JOÏA nace como una forma de volver a lo análogo, de trabajar en silencio y de dar espacio a procesos lentos donde cada pieza encuentra su propio tiempo.
Hola, soy Paloma Seiffe, creadora de JOÏA. Estudié Arte y Diseño en Chile, y aunque desarrollé mis carrera profesional en el mundo de la Experiencia de Usuario(a) Digital (UX), la necesidad de seguir creando con las manos nunca desapareció.
Hoy, el taller es también una elección de ritmo, un espacio donde el tiempo se desacelera y cada pieza encuentra su forma entre observación, materia y silencio.
Un regreso hacia lo manual
Durante casi dos décadas trabajé en un entorno donde los procesos, las decisiones y los problemas tenían una naturaleza muy distinta.
Aun así, siempre busqué espacios para experimentar con materiales, aprender oficios y volver a una parte de mí que necesitaba crear de forma tangible.
Las primeras exploraciones comenzaron en Chile con resina, como una forma de experimentar libremente con el color, la transparencia y la posibilidad de construir pequeños objetos desde cero.
Después apareció el trabajo con descartes de metales industriales, donde descubrí el valor de transformar materiales en desuso y darles nueva vida.

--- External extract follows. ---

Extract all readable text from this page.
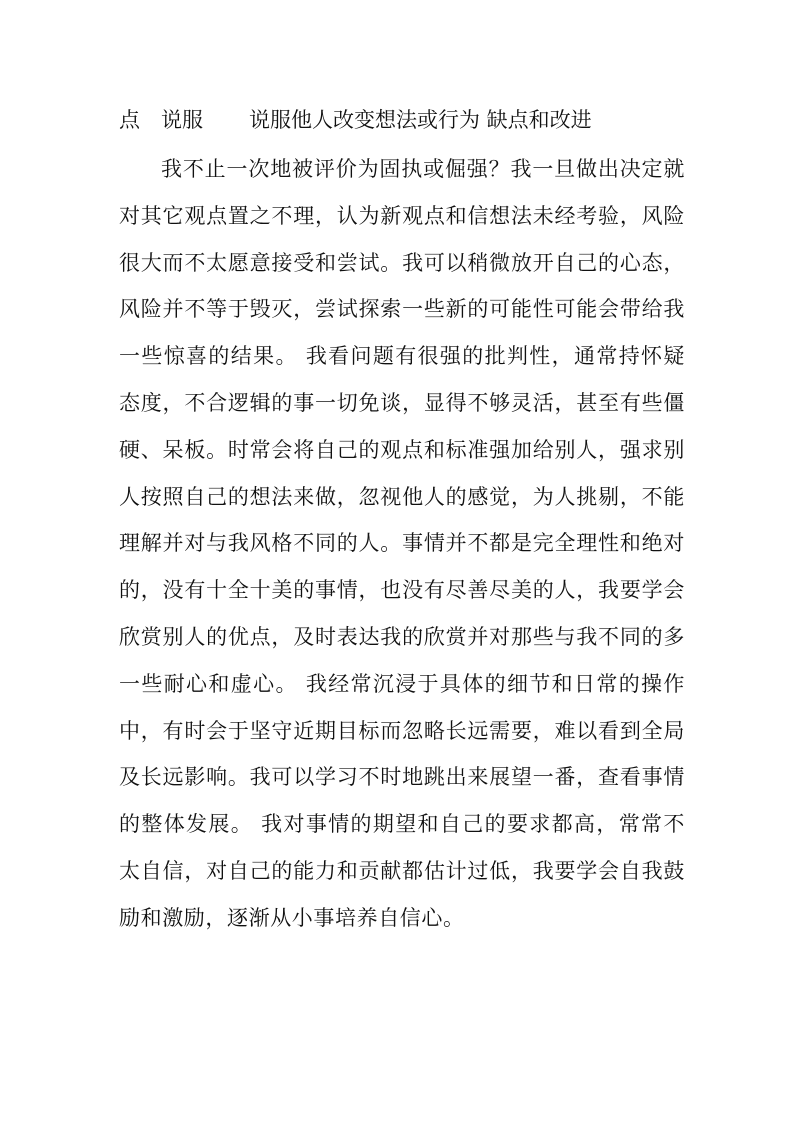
点 说服 说服他人改变想法或行为 缺点和改进

我不止一次地被评价为固执或倔强？我一旦做出决定就对其它观点置之不理，认为新观点和信想法未经考验，风险很大而不太愿意接受和尝试。我可以稍微放开自己的心态，风险并不等于毁灭，尝试探索一些新的可能性可能会带给我一些惊喜的结果。 我看问题有很强的批判性，通常持怀疑态度，不合逻辑的事一切免谈，显得不够灵活，甚至有些僵硬、呆板。时常会将自己的观点和标准强加给别人，强求别人按照自己的想法来做，忽视他人的感觉，为人挑剔，不能理解并对与我风格不同的人。事情并不都是完全理性和绝对的，没有十全十美的事情，也没有尽善尽美的人，我要学会欣赏别人的优点，及时表达我的欣赏并对那些与我不同的多一些耐心和虚心。 我经常沉浸于具体的细节和日常的操作中，有时会于坚守近期目标而忽略长远需要，难以看到全局及长远影响。我可以学习不时地跳出来展望一番，查看事情的整体发展。 我对事情的期望和自己的要求都高，常常不太自信，对自己的能力和贡献都估计过低，我要学会自我鼓励和激励，逐渐从小事培养自信心。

Al volver a República Dominicana, comencé a crear piezas con flores naturales acercándome a una búsqueda vinculada a lo orgánico.
Hoy, aunque sigo aprendiendo, la orfebrería ocupa el centro de mi proceso creativo. En la plata encontré un lenguaje que reúne observación, paciencia y materia, junto a la posibilidad de crear piezas de manera completamente artesanal, pensadas para acompañar el paso del tiempo.
Crear en silencio, observar y amar el proceso, sobre todo, trabajar a un ritmo más lento, se ha convertido también en una forma de estar presente. En el taller encuentro un espacio donde cada pieza puede tomar su tiempo y cada colección nace desde una relación más cercana con la materia.